The Celebrating Age fund is a direct response to the DCMS’s Taking Part survey, which found participation in arts and culture falls “dramatically” over the age of 75, and the fact over two million people in the age category live alone.

A Festival of Theatre and Dementia

One grant recipient, West Yorkshire Playhouse, has been awarded £99,950 to develop its dementia-friendly agenda with a Festival of Theatre and Dementia. People living with the condition will play “integral roles” in organising activities, including writing plays that will be performed at the venue and then toured to care homes.

“Through our ongoing creative programme with people living with dementia I have repeatedly been struck by the depth of their contributions which consistently influence and enrich the Playhouse’s creative programme,” said Nicky Taylor, Community Development Manager at West Yorkshire Playhouse.

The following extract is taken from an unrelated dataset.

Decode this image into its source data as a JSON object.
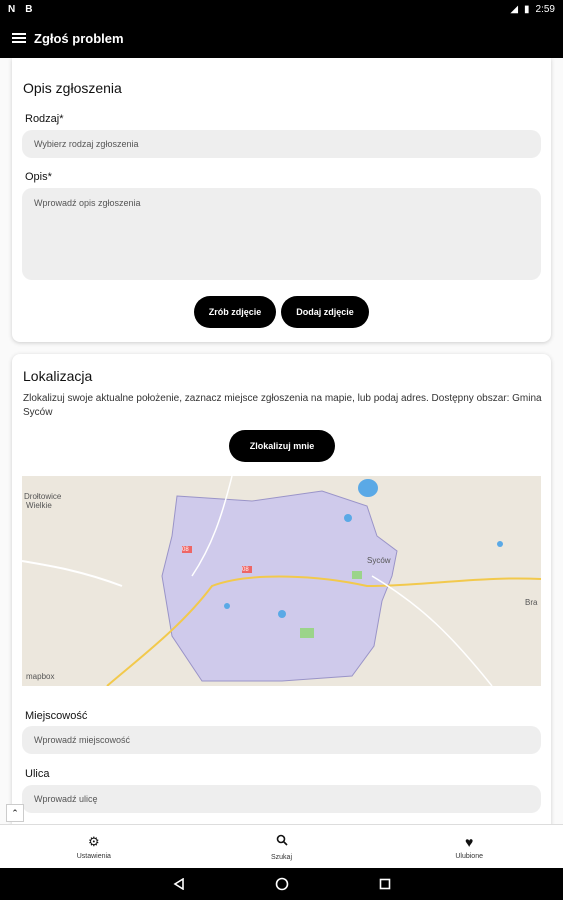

“We anticipate that the Festival will bring opportunities for discussion and debate about dementia, to challenge stereotypes, and to provide a creative and fun opportunity for people with dementia to explore making and enjoying theatre.”

Partnering with health

Another funding recipient, Rural Arts, will use its funding to develop a model of delivering arts and culture that could be embedded in clinical healthcare plans.

Wolverhampton Art Gallery will use its investment for a two-year programme with a local housing association, healthcare organisation and a local authority arts service.

Speaking about the new fund, Director at The Baring Foundation David Cutler said: “These new grants demonstrate the enormous appetite of arts organisations to work with older people’s organisations in new and exciting alliances.”

Celebrating Age will be open for a second round of applications later in 2017.

Correction 03/03/2017: The spelling of Mags Patten's name has been corrected.